Ouça este conteúdo
Após o presidente Jair Bolsonaro ter dito que “Forças Armadas decidem se povo vai viver em uma democracia ou ditadura” e após o procurador-geral da República, Augusto Aras, ter defendido um “estado de defesa” visando preservar a estabilidade institucional, o presidente do Supremo Tribunal Federal (STF), Luiz Fux, tem sido pressionado por uma ala de ministros a dar respostas mais incisivas ao presidente da República contra o que eles chamam de “arroubos antidemocráticos” advindos do Palácio do Planalto.
Durante a semana, ministros como Gilmar Mendes e Alexandre de Moraes têm deixado claro nos bastidores que o STF precisa intensificar seu papel institucional de garantir a boa convivência entre os três poderes e conter eventuais excessos do presidente da República.
A ideia dos ministros é que o Supremo dê recados mais claros ao Poder Executivo, quer seja por meio de notas ou ações efetivas da Suprema Corte, como a intensificação de investigações que afetam diretamente ou indiretamente o presidente, entre as quais, o inquérito das fake news ou dos atos antidemocráticos.
Outra possibilidade de resposta ao Poder Executivo é a concessão de liminares relacionadas ao combate à pandemia da Covid-19 que vão de encontro à algumas teses que já foram defendidas pelo governo federal, como, por exemplo, a do tratamento precoce contra o coronavírus com medicamentos como a cloroquina.
Um exemplo desse tipo de reação mais incisiva de defesa do STF esperada pelos ministros ocorreu esta semana.
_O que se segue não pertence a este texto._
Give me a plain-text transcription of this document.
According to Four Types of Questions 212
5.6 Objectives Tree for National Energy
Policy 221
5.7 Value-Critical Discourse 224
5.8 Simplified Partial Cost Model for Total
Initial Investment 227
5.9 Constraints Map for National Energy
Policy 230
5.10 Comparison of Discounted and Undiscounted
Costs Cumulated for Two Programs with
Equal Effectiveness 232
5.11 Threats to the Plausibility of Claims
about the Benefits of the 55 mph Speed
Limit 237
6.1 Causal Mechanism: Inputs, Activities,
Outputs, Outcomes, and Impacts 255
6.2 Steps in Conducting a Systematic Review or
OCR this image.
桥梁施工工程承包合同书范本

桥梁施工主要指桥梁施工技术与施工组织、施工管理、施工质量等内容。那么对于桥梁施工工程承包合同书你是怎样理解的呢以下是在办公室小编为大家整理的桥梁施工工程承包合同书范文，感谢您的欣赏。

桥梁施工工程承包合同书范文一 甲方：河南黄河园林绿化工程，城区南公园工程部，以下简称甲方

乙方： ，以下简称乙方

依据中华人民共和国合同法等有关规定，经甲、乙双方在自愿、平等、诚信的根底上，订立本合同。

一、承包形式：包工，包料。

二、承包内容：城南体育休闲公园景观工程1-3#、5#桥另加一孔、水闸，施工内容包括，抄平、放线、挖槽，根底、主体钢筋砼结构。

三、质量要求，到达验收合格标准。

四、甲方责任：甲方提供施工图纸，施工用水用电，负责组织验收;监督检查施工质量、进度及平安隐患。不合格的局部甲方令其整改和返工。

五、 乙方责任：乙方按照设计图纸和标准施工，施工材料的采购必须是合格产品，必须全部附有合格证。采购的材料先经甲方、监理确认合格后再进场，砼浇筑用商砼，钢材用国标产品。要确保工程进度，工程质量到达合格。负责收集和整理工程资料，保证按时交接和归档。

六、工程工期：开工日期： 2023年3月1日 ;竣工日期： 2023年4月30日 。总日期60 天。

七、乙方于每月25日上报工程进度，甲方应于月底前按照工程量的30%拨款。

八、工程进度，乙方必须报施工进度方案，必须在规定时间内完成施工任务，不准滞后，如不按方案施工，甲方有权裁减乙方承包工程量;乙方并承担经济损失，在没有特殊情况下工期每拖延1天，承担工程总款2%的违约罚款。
Na segunda-feira (18), o STF se manifestou pelas suas redes sociais negando que tenha proibido o presidente de tomar ações no combate à pandemia da Covid-19.
Na sexta-feira da semana passada, Bolsonaro afirmou em uma entrevista ao apresentador José Luiz Datena que por decisão do STF “eu tinha que estar na praia uma hora dessas, tomando uma cerveja. O Supremo falou isso para mim”.
A afirmação de Bolsonaro foi uma referência a decisão o STF que deu autonomia a estados e municípios adotar medidas de combate à Covid-19, em abril do ano passado, como restrições ao funcionamento do comércio e de outras atividades não essenciais. A decisão, contudo, não eximiu a União de sua responsabilidade de gestora das políticas públicas de enfrentamento da pandemia.
Fux não quer atritos contra Bolsonaro, mas promete defender STF
Esse tipo de insatisfação dos ministros já chegou ao presidente da Corte. Luiz Fux, por sua vez, já deixou claro aos colegas que não quer confronto com o governo ou com o presidente da República.
Apesar disso, Fux já sinalizou que vai fazer o que precisa para defender os interesses do tribunal. Por isso, a tendência é que o presidente do Supremo adote medidas de caráter conciliatório com o Poder Executivo. Na prática, Fux almeja manter um clima ameno entre o STF e a União por entender que um conflito entre os dois poderes tende a ser danoso para ambos.
Outro ponto que tem sido alvo de crítica dos ministros do STF é a postura do procurador-geral da República, Augusto Aras. Durante essa semana, o procurador-geral da República divulgou uma nota na qual sugere que o presidente da República poderia instaurar um “estado de defesa” e eximiu-se da responsabilidade de investigar eventuais crimes de responsabilidade durante a pandemia da Covid-19.
“O estado de calamidade pública é a antessala do estado de defesa. A Constituição Federal, para preservar o Estado Democrático de Direito e a ordem jurídica que o sustenta, obsta alterações em seu texto em momentos de grave instabilidade social”, diz trecho do comunicado público emitido essa semana por Aras.
A manifestação causou perplexidade entre os ministros do Supremo e foi vista nos bastidores como uma sinalização de Aras em favor de Bolsonaro, visando uma indicação ao STF no meio do ano, no lugar do ministro Marco Aurélio Mello.
Subprocuradores-gerais da República, membros do Conselho Superior do Ministério Público Federal — órgão presidido pela Procuradoria-Geral da República (PGR) — reagiram a Aras e alegaram que o Ministério Público Federal não pode se furtar de uma de suas principais atribuições: fiscalizar atos de outros poderes.
Estado de defesa é apoiado por base do presidente
Ao longo dessa quinta-feira (21), apoiadores do presidente Jair Bolsonaro endossaram a manifestação de Aras a partir da hashtag #EstadoDeDefesaja. O termo havia sido propagado quase 90 mil vezes até o final desta tarde.
Conforme o art. 136 da Constituição Federal, o presidente da República pode “decretar estado de defesa para preservar ou prontamente restabelecer, em locais restritos e determinados, a ordem pública ou a paz social ameaçadas por grave e iminente instabilidade institucional ou atingidas por calamidades de grandes proporções na natureza”.